S. Paul Kelley, a Toronto-based consultant, and three associates acquired controlling interests in two U.S. public shell companies to orchestrate so-called reverse mergers of the two Chinese companies, according to an SEC statement announcing the charges. They then hired Becker and others to tout the companies’ stock to investors, the SEC said.
Reverse mergers allow private companies to launch a stock sale and go public more quickly and cheaply than the usual method of implementing an initial public offering or IPO.
“Kelley and his associates engaged in various forms of manipulative trading in order to further drive up the price and volume of China Auto and Guanwei Recycling stock, and they profited when they dumped their shares into the inflated market they created,” the SEC said in its statement.
Kelley and two associates already have agreed to settle the SEC charges.
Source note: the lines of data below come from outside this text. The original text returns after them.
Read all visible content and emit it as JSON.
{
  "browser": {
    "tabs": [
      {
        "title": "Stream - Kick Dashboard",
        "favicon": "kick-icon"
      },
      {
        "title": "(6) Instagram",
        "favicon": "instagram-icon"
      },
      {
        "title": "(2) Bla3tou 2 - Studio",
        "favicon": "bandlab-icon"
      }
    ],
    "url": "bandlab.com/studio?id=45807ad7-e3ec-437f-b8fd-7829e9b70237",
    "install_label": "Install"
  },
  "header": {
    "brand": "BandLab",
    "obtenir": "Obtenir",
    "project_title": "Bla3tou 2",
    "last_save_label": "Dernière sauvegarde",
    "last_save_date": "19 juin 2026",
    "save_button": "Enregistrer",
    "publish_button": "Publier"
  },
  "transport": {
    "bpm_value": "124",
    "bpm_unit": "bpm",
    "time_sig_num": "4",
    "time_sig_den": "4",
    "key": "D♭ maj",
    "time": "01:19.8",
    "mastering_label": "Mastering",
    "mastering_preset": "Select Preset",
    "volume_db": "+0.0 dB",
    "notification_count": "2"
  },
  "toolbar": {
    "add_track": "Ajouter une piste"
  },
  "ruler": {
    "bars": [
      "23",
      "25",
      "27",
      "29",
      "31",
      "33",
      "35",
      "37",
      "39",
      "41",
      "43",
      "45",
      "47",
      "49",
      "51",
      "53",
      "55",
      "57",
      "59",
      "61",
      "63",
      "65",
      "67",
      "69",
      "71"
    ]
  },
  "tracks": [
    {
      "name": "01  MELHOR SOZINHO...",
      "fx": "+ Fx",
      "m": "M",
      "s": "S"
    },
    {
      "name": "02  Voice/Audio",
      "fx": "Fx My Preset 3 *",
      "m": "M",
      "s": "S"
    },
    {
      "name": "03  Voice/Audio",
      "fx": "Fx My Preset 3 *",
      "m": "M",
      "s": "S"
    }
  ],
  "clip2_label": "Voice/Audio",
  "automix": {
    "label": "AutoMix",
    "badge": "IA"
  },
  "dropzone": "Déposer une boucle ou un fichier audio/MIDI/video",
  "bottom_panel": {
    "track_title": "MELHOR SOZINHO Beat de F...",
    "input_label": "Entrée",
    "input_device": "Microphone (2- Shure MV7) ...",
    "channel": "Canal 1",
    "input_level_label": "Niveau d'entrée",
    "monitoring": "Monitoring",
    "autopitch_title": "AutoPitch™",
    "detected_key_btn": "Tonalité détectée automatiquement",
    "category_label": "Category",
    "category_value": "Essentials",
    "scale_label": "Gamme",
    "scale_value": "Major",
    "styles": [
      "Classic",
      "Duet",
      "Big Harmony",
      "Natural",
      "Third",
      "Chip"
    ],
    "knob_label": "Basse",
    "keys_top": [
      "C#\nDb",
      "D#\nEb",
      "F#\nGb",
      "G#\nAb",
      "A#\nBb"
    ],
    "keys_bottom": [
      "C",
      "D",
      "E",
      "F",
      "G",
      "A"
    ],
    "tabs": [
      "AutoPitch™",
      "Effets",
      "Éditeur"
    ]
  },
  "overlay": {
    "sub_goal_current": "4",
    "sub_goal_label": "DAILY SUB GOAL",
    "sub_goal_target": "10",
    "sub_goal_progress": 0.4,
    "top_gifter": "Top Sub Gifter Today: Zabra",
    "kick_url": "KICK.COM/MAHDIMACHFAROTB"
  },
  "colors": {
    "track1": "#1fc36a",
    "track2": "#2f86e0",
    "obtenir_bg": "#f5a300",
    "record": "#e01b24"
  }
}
Kelley will pay more than $6 million and will be barred from the securities industry, the SEC stated.
Becker and two others also are accused by the SEC of orchestrating manipulative trading in a third Chinese firm, Kandi Technologies, in 2009 and 2010.
Arthur Fillmore II, the attorney at Levy Craig representing Becker, said his client also wants to settle with the SEC. Fillmore believes the allegations against Becker are more minor than those leveled against the others, and that Becker was unaware of the scheme.
“They didn’t act in concert,” Fillmore said. “He was doing what he’s always done, being involved in investor relations. Because of that, he was drawn into the net.”
Fillmore also said Becker considered Kelley to be a mentor at one point in his career.
“I really do feel this is a case where Shawn Becker was caught in a net that caught one too many fish,” he said. “It’s our intent to settle this with the SEC. “We tried to settle before the complaint was filed.”
The SEC complaint was filed in U.S. District Court for the District of New Jersey and is being handled by the agency’s Denver Regional Office. The Ontario Securities Commission in Canada assisted in the investigation.